Laurel Paretta, Contributor to Moving, for You: A Tribute to Empathy

I grew up in a very dysfunctional household with a brilliant, energetic, intellectually curious, yet alcoholic mother and a huge teddy bear of a father whom everyone loved and who was hysterically funny except when he lost his temper and unleashed upon us physically. My sister and I had no sense of certainty or stability upon which to rely.  

As none of this was clear to me then, my life was one of relying upon my limbic system to survive, figuring out how to steer clear of the commotion and danger that constantly hovered. As a preteen, I began to do all I could to control my environment and became known as the "mad cleaner," as I spent hours each week polishing and cleaning everything I could lay my hands on in hopes that this would be one less thing that my father would notice that my mother was not doing, that there would be one less horrific argument between them. 

One day while dusting my mother's prized piece of furniture which she called her secretary, a large mahogany monstrosity with a drop-down desk front where she would sit to pay her bills each month, and a glass case above containing her most favorite possessions of books from her father and small glass knickknacks my father brought back from Japan after the war, I decided to unlock the glass case and clean its contents. I knew the key was kept in the secretary's midsection in one of the little sliding wooden compartments with false fronts to look like books, and so I slid out the one that contained the key and dumped it over into my hand, whereupon, with the key, a note fell onto my palm.  

As I began reading what my mother had written, my body began to tremble and shake, as the words became clear even through the tears that had filled my eyes. It read, "If I should ever take my life it is because my husband has told me that I am an unfit wife and mother, Carol only loves me for the material things I can provide her, and Laurel hates me with such a force that I can never feel loved or valued."

There was more, but the violence with which my body was now shaking and the fear that I felt at having discovered this secret, caused me to return the note and run to my room clutching my childhood teddy bear Brownie, waiting for someone to come home. I thanked God that my older sister was first, and after leading her to the note, and asking her what we should do, we decided to tell my father.

Later that night, we heard him railing at our mother, who then came storming upstairs to tell us how dare we go through her personal things and what kind of daughters were we to violate her privacy and then hurt her purposely by telling our father. Neither parent ever raised the subject again after that night.

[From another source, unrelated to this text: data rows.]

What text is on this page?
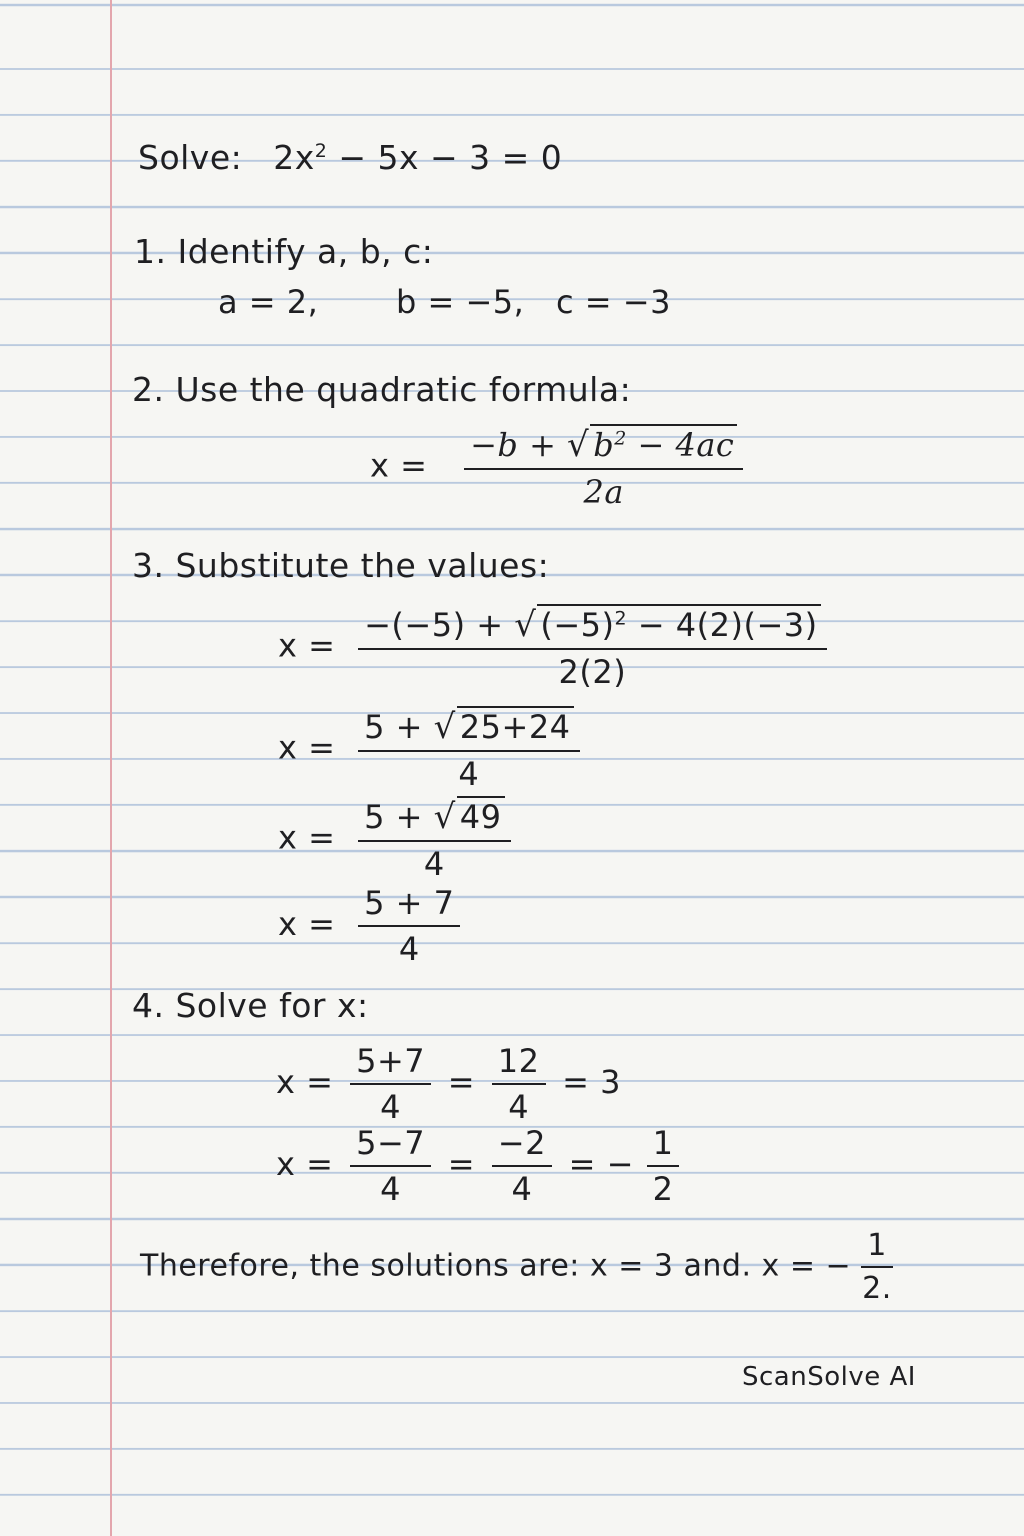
Solve: $2x^2 - 5x - 3 = 0$
1. Identify a, b, c:
a = 2, b = −5, c = −3
2. Use the quadratic formula:
$x = \frac{-b + √ b^2 - 4ac}{2a}$
3. Substitute the values:
$x = \frac{-(-5) + √ (-5)^2 - 4(2)(-3)}{2(2)}$
$x = \frac{5 + √ 25+24}{4}$
$x = \frac{5 + √ 49}{4}$
$x = \frac{5 + 7}{4}$
4. Solve for x:
$x = \frac{5+7}{4} = \frac{12}{4} = 3$
$x = \frac{5-7}{4} = \frac{-2}{4}$ = − $\frac{1}{2}$
Therefore, the solutions are: x = 3 and. x = − $\frac{1}{2.}$
ScanSolve AI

As an adult I have come to see this as the fiercest of many similar events that instilled in my sister and me the message that we should resist any need to talk about the urgency and importance of what went on in our household, no matter how terrible, frightening, or confusing it may have been to us.  

Rather, we carried forward in our lives the message to deny in totality the reality of the horror that our mother might have killed herself and that if she did, we were fully to blame for it.  

We wore steadily on our shoulders the guilt and fear we felt for our role in this potential tragedy and the remorse and shame of having revealed our discovery, making us betrayers and instigators at fault for the chaotic relationship our parents shared. My sister and I took on these roles assigned to us, wordlessly and without question, in a perverse loyalty to our parents, unable to know then the damage that was done.

I have had many years and many moments to absorb and understand that incident and all it revealed about my family. I have had many experiences and opportunities that have enabled me to forgive my mother and father with an understanding of what their lives were and how they did their best to raise my sister and me.  

What I still have trouble with is forgiving myself for not having known how to discuss sadness and fear and anger and happiness with my own children when they were little.  I carry a tremendous sense of loss and sadness and guilt over the years I spent parenting them when they were young while I was still unable to understand the value of discussing and sharing the intense complications of the myriad of emotions that being a family unleashes. I had not yet learned the value of expressing and confronting the feelings that are so necessary to a child's sense of self, safety, love, and well-being.  

I tell myself now that it seems awfully egocentric to assume that every shortcoming I see in my children as adults is as a result of my parenting.  Even as they assure me that they have forgiven me for mistakes I made when they were young, and that they believe I was a wonderful mother, I nonetheless carry an enormous sense of responsibility for any unfortunate aspects of their lives.  I would love to free myself of this burden once and for all.